Drabinsky and Gottlieb, who single-handedly proved that even doddering old guys can still rip you off, cooked the books at their failing Toronto theatre company not once, not twice, but every single quarter for six years to hide their decreasing revenue. Some people might call this creative accounting; the federal government prefers to call it fraud. They were arrested and charged accordingly, and now their lawyers have apparently decided that, instead of jail, it would be a good idea for Gottlieb and Drabinsky to give lectures to university students.

Of course, the Crown immediately dismissed it out of hand, for some crazy reason like "We don't let people who repeatedly manipulate their financial accounts get out of fraud charges by giving lectures on the 'discipline of the craft'".

But let's not be too hasty here:

In prison, the two gentlemen will likely face aggressive guards and inmates, restricted movement, lots of time confined to a cell, gangs, drugs and riots.

In the lecture hall, they'll be exposed to rampant texting, the slack faces of the stoned/hungover/drunk, an endless parade of latecomers who are neither apologetic nor quiet, temperamental slide projectors and sound systems, and a sea of open laptops indubitably all cruising through Facebook and Twitter, ready to deliver a different type of verdict on them in a few short lines of text:
"wtf who duz this guy think he is? im sooooooooo bored! y do i even come to this class?!?!!"

The lectures are starting to sound more and more like a serious punishment to me. Frankly, I think Gottlieb and Drabinsky are better off going to prison.

Thursday, 11 June 2009

Great.
So, because the person who made me get this blog in the first place then announced that 95% of all blogs die within a year, or something like that, I've been guilted into firing this one up again.
The good news is, I have a list of topics I want to cover. So, I can promise at least one update per week. I can't promise it will be exciting or hilarious, but it will be written.

That is all.


Actually, on another note, I just attempted to download GoogleChrome. What I got was the BSoD. Another quality product from the Google family!

Saturday, 14 February 2009

Well, shut my mouth wide open!

So...
The Dvorak experiment failed. Well, failed for now. I just couldn't adapt fast enough...although Dvorak has left its own peculiar handprint on me.
It really is much, much more efficient, and as a consequence I still have to fight the urge to type "the" as "kjd", the corresponding Dvorak keys.
Anyway. This summer. Rumour has it that Mavis Beacon teaches Dvorak.
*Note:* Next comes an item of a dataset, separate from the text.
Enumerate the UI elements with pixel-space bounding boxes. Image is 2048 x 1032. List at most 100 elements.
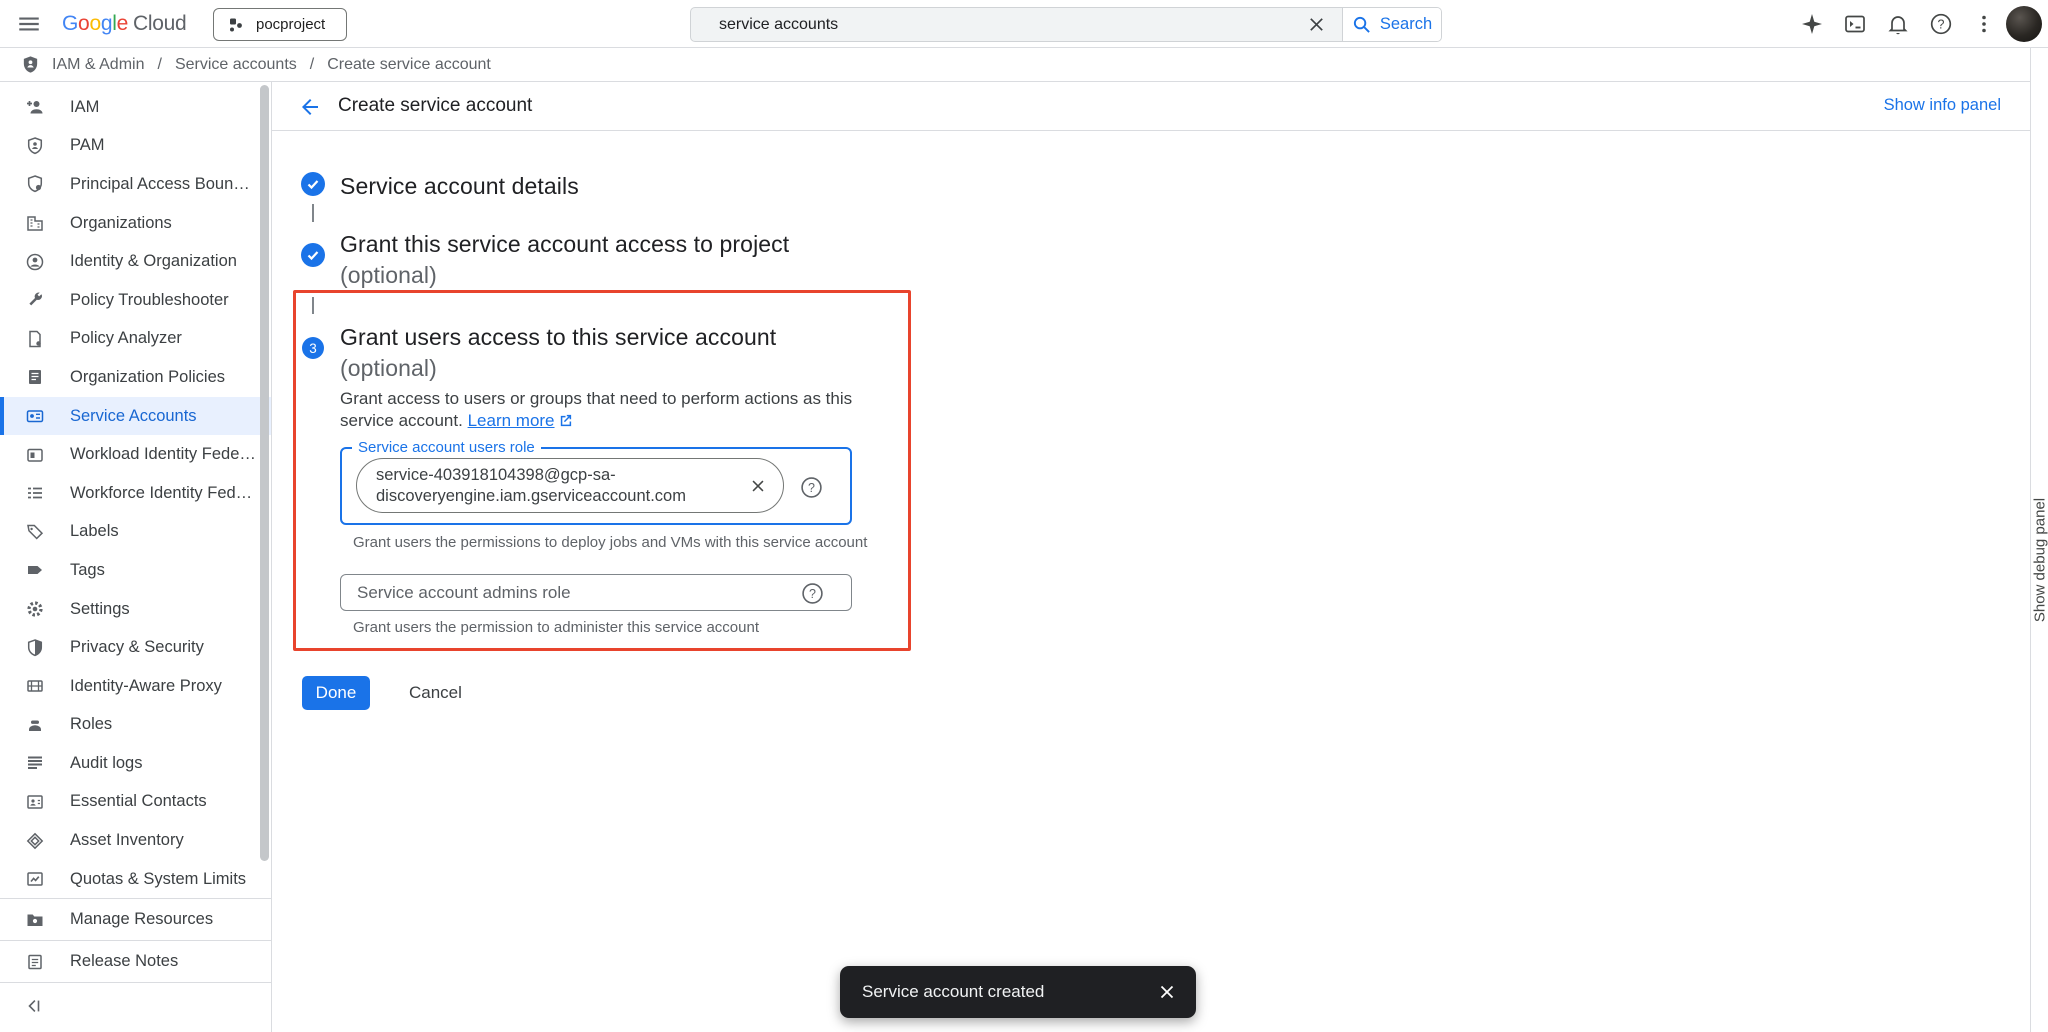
sidebar-item-roles[interactable]: Roles: [0, 706, 271, 745]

Also, I'm going to New Orleans now. Peace!

Thursday, 5 February 2009

DVORAK--DAY TWO:
Forced brevity due to lack of profiency with Dvorak layout.
Am getting pretty good with the home row, though.
aoeu-id-htns

Where has the semicolon gone?

5:22PM:
Current WPM: 11
I don't think I'll be ready by tomorrow. But I can definitely feel the improved efficiency, even going this slowly. Dvorak is much more intuitive than QWERTY.
Hello, neglected blog!
I promise to use you more now.

DVORAK:
I've decided to learn how to use the Dvorak simplified keyboard. I switched my keyboard settings and made myself some key caps with adhesive labels. Very high-tech, I know.
These words I'm typing are the last I will type (hopefully) on a QWERTY keyboard. I expect the learning curve for Dvorak will be very steep, but hopefully the longterm benefits will outweigh the costs.
For the record, according to an online wordcounter widget, my average WPM is only about 80 on a QWERTY keyboard (although writing awkward words like "QWERTY" certainly doesn't help me type any faster.
I don't have class tomorrow (Thursday), but I do have a class on Friday at 12:30, which is when I'll be needing to take notes on my laptop. It is my goal to be able to type fast enough in Dvorak simplified to keep up in that class.

HOUR ONE:
I can't seem to find any of the keys I want. Even the apostrophe has been moved. Current WPM: 8.